The next nudge to my attention came from a CBC Radio interview with Dr. David Suzuki, the well-known scientist and environmentalist. He discussed the importance of children and adults spending time in nature whether in your yard, an urban park or the wilderness. You can check out the interview on Radio Q with Jian Ghomeshi here: http://www.cbc.ca/q/popupaudio.html?clipIds=2384007731
The importance of fitness and well-being connected in a recent forum held by the Alberta Centre for Active Living. Teresa Liu-Ambrose, a researcher from the University of British Columbia, shared recent research results on the importance of physical activity and brain health. In her work with seniors and activity she found that fifteen minutes of walking at a moderate pace each day had a protective effect on the brain.

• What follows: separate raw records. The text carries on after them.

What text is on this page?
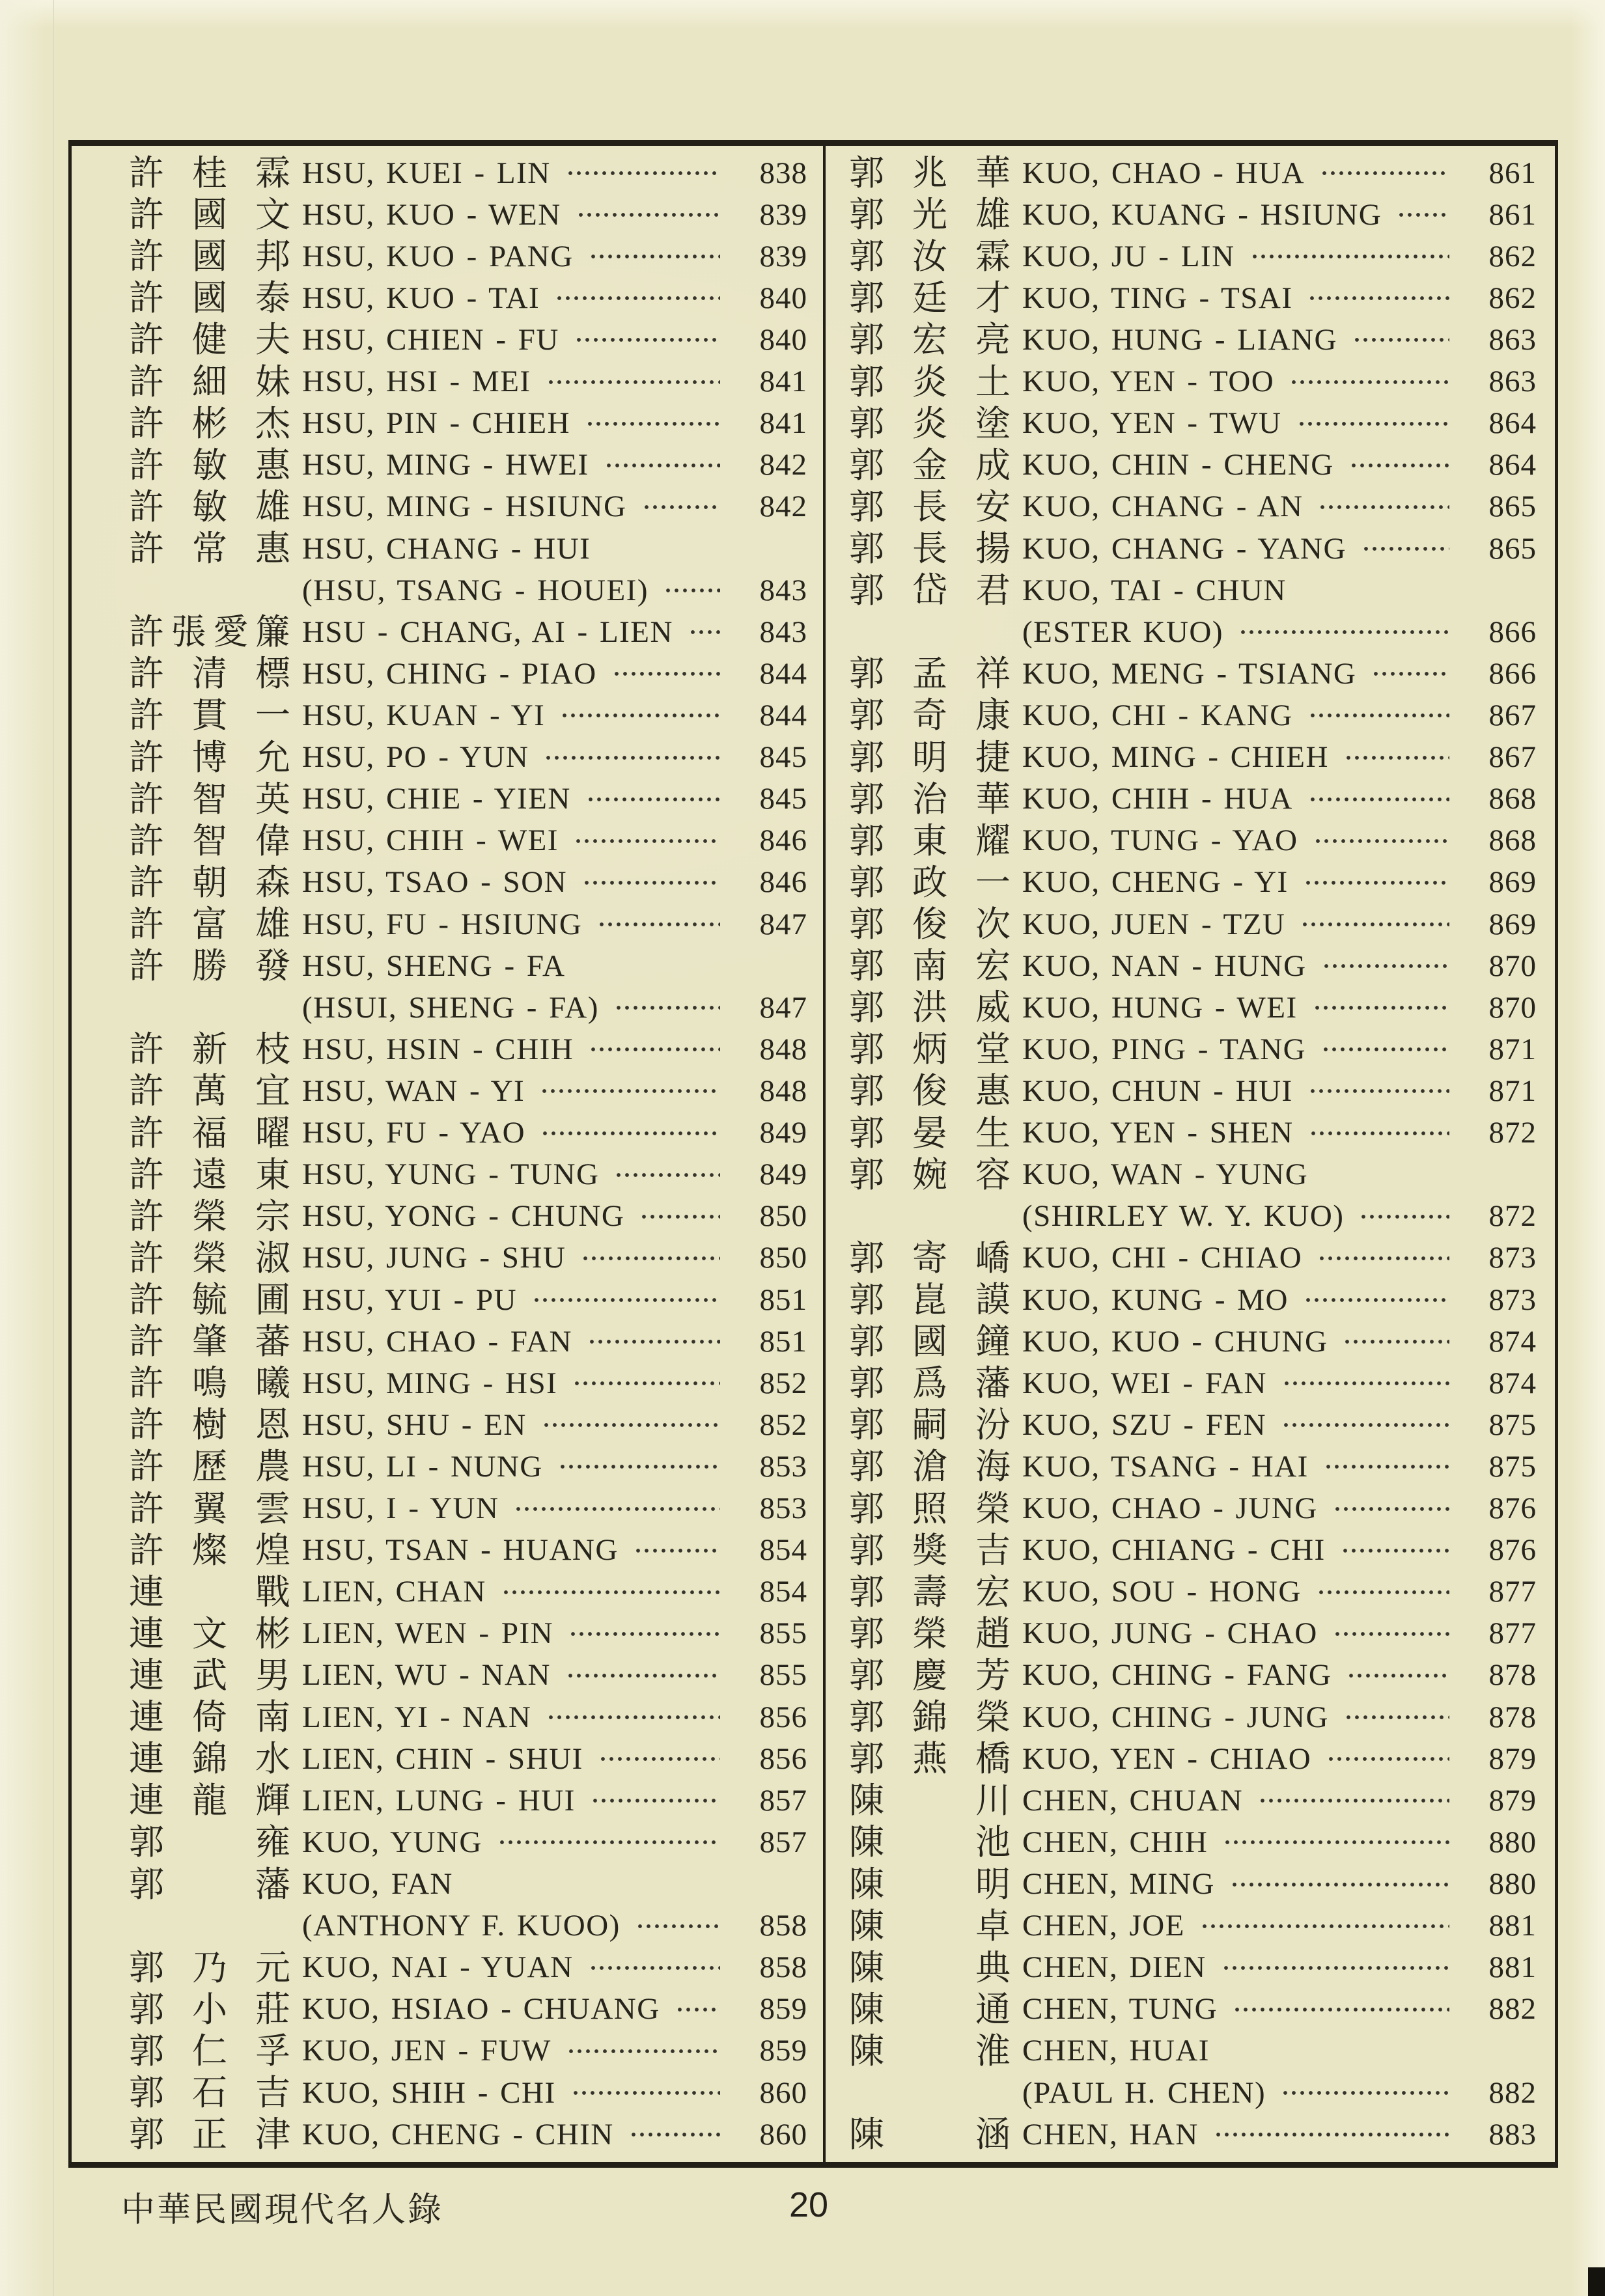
許 桂 霖 HSU, KUEI - LIN	838
許 國 文 HSU, KUO - WEN	839
許 國 邦 HSU, KUO - PANG	839
許 國 泰 HSU, KUO - TAI	840
許 健 夫 HSU, CHIEN - FU	840
許 細 妹 HSU, HSI - MEI	841
許 彬 杰 HSU, PIN - CHIEH	841
許 敏 惠 HSU, MING - HWEI	842
許 敏 雄 HSU, MING - HSIUNG	842
許 常 惠 HSU, CHANG - HUI
(HSU, TSANG - HOUEI)	843
許 張 愛 簾 HSU - CHANG, AI - LIEN	843
許 清 標 HSU, CHING - PIAO	844
許 貫 一 HSU, KUAN - YI	844
許 博 允 HSU, PO - YUN	845
許 智 英 HSU, CHIE - YIEN	845
許 智 偉 HSU, CHIH - WEI	846
許 朝 森 HSU, TSAO - SON	846
許 富 雄 HSU, FU - HSIUNG	847
許 勝 發 HSU, SHENG - FA
(HSUI, SHENG - FA)	847
許 新 枝 HSU, HSIN - CHIH	848
許 萬 宜 HSU, WAN - YI	848
許 福 曜 HSU, FU - YAO	849
許 遠 東 HSU, YUNG - TUNG	849
許 榮 宗 HSU, YONG - CHUNG	850
許 榮 淑 HSU, JUNG - SHU	850
許 毓 圃 HSU, YUI - PU	851
許 肇 蕃 HSU, CHAO - FAN	851
許 鳴 曦 HSU, MING - HSI	852
許 樹 恩 HSU, SHU - EN	852
許 歷 農 HSU, LI - NUNG	853
許 翼 雲 HSU, I - YUN	853
許 燦 煌 HSU, TSAN - HUANG	854
連	戰 LIEN, CHAN	854
連 文 彬 LIEN, WEN - PIN	855
連 武 男 LIEN, WU - NAN	855
連 倚 南 LIEN, YI - NAN	856
連 錦 水 LIEN, CHIN - SHUI	856
連 龍 輝 LIEN, LUNG - HUI	857
郭	雍 KUO, YUNG	857
郭	藩 KUO, FAN
(ANTHONY F. KUOO)	858
郭 乃 元 KUO, NAI - YUAN	858
郭 小 莊 KUO, HSIAO - CHUANG	859
郭 仁 孚 KUO, JEN - FUW	859
郭 石 吉 KUO, SHIH - CHI	860
郭 正 津 KUO, CHENG - CHIN	860
郭 兆 華 KUO, CHAO - HUA	861
郭 光 雄 KUO, KUANG - HSIUNG	861
郭 汝 霖 KUO, JU - LIN	862
郭 廷 才 KUO, TING - TSAI	862
郭 宏 亮 KUO, HUNG - LIANG	863
郭 炎 土 KUO, YEN - TOO	863
郭 炎 塗 KUO, YEN - TWU	864
郭 金 成 KUO, CHIN - CHENG	864
郭 長 安 KUO, CHANG - AN	865
郭 長 揚 KUO, CHANG - YANG	865
郭 岱 君 KUO, TAI - CHUN
(ESTER KUO)	866
郭 孟 祥 KUO, MENG - TSIANG	866
郭 奇 康 KUO, CHI - KANG	867
郭 明 捷 KUO, MING - CHIEH	867
郭 治 華 KUO, CHIH - HUA	868
郭 東 耀 KUO, TUNG - YAO	868
郭 政 一 KUO, CHENG - YI	869
郭 俊 次 KUO, JUEN - TZU	869
郭 南 宏 KUO, NAN - HUNG	870
郭 洪 威 KUO, HUNG - WEI	870
郭 炳 堂 KUO, PING - TANG	871
郭 俊 惠 KUO, CHUN - HUI	871
郭 晏 生 KUO, YEN - SHEN	872
郭 婉 容 KUO, WAN - YUNG
(SHIRLEY W. Y. KUO)	872
郭 寄 嶠 KUO, CHI - CHIAO	873
郭 崑 謨 KUO, KUNG - MO	873
郭 國 鐘 KUO, KUO - CHUNG	874
郭 爲 藩 KUO, WEI - FAN	874
郭 嗣 汾 KUO, SZU - FEN	875
郭 滄 海 KUO, TSANG - HAI	875
郭 照 榮 KUO, CHAO - JUNG	876
郭 獎 吉 KUO, CHIANG - CHI	876
郭 壽 宏 KUO, SOU - HONG	877
郭 榮 趙 KUO, JUNG - CHAO	877
郭 慶 芳 KUO, CHING - FANG	878
郭 錦 榮 KUO, CHING - JUNG	878
郭 燕 橋 KUO, YEN - CHIAO	879
陳	川 CHEN, CHUAN	879
陳	池 CHEN, CHIH	880
陳	明 CHEN, MING	880
陳	卓 CHEN, JOE	881
陳	典 CHEN, DIEN	881
陳	通 CHEN, TUNG	882
陳	淮 CHEN, HUAI
(PAUL H. CHEN)	882
陳	涵 CHEN, HAN	883
中華民國現代名人錄	20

The message is, you and I were designed to move and nature provides us with a healthful place to accomplish that movement. If you have problems finding those fifteen minutes a day Liu-Ambrose shared a way to reframe those precious few minutes: Humans beings were not meant to sit and lie down more than twenty-three hours and forty-five minutes a day. Think about that on your next walk.
Self-Management and a Job Interview Presentation
Sometimes position applicants are required to do a short presentation as part of the job interview process. It can be a heart stopping requirement if you are not comfortable with the more formal aspects of public speaking.
First of all choose a subject you know a great deal about and in which you have a strong interest. Ideally the subject should have some connection to the position and your work skills. This can be an opportunity to highlight some of your special qualities in a subtle way.
If you have a total of ten minutes for your presentation the time breaks down approximately as follows: about one minute for the topic introduction, eight minutes for the body of your presentation and about one minute to summarize and wrap it up. Plan to make two or possibly three key points in the allotted time. Each key point should be supported by one or two sub-points, stories or examples. Connect each key point by using a transition phrase like, “Which leads me to my next point…”
Prepare for the presentation with bullet point notes to avoid memorizing or reading the presentation.
Practice, practice, practice whether in the mirror, to your dog, friends or family. If you use a visual presentation tool, choose only a few high impact visuals and avoid death by PowerPoint.
When you are ready to present, take a nice deep breath in and out and remember this is an opportunity for you to share something you care about with other individuals. One final heads up- stay in the allotted time. As Franklin D. Roosevelt once said “Be sincere; be brief; be seated.”
I recommend Garr Reynolds’ book The Naked Presenter which I have reviewed. It is a great read and covers all aspects of presenting with a special emphasis on being an authentic presenter.